In the Thirties, this need to reject meaningless abstractions was combined with the desire to find a basic vocabulary and create a proletarian literature. Though Hemingway’s short words, limited vocabulary and declarative sentences, his bare, clear and forceful style, had a salutary effect on modern prose, he was criticized by Wyndham Lewis in “The Dumb Ox” for choking off the possibilities of thought: “Hemingway invariably invokes a dull-witted, bovine, monosyllabic simpleton . . . a super-innocent, queerly-sensitive, village-idiot of a few words and fewer ideas.” Nineteen Eighty-Four demonstrates how the modern tendency to reduce language to its essential meaning can, when carried to the extremes of Newspeak, make the expression of unorthodox opinions almost impossible.
Orwell’s essay “Politics and the English Language” demonstrates the connection between inaccurate expression and dishonest thought. It debunks political pomposity, criticizes fuzzy thinking and shows the corruption that comes from the use of clichés, hackneyed diction and dead language.

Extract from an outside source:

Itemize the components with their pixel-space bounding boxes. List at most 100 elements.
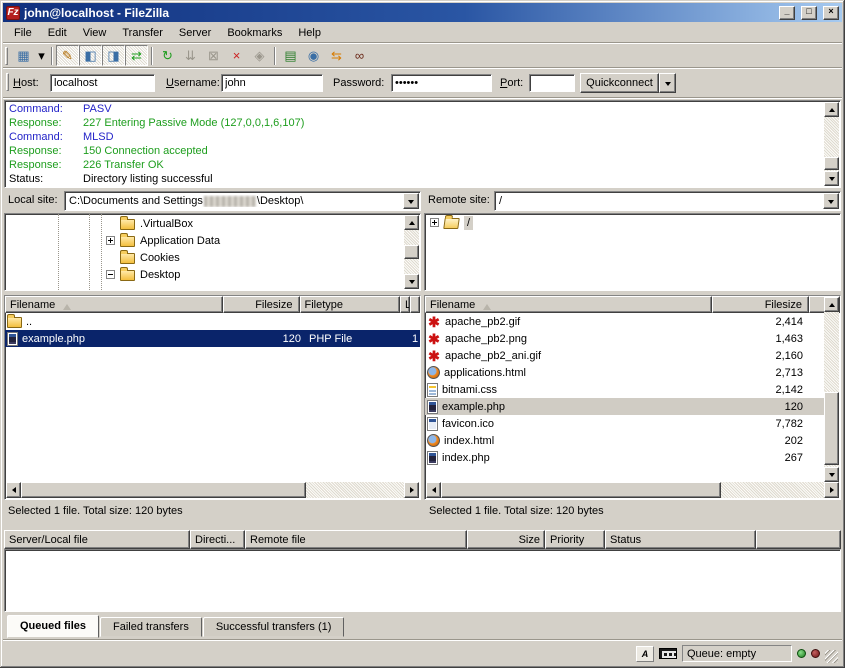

Nineteen Eighty-Four, however, criticizes the opposite tendency to oversimplify language so that it limits the range of human expression. While expounding the principles of Newspeak and creating the brilliant neologisms that have taken a permanent place in our speech (Big Brother, Thought Police, doublethink, facecrime, vaporized, unperson), Orwell also predicted the radical deterioration of language and the perversion of meaning. In our time, the influence of technology, bureaucracy, television and journalism has debased the language. Dangerous euphemisms have diminished the reality of all unpleasant concepts: prison, torture, war, disease, old age and death. Vague but condemnatory words—Communist, fascist, racist, sexist—have been indiscriminately attached to anything that anyone dislikes. Orwell would have deplored the primacy of visual over verbal media in our culture—television and video over books and magazines—and the corruption of language by computer jargon. All these tendencies have produced words that seem to be written on a typewriter by a typewriter.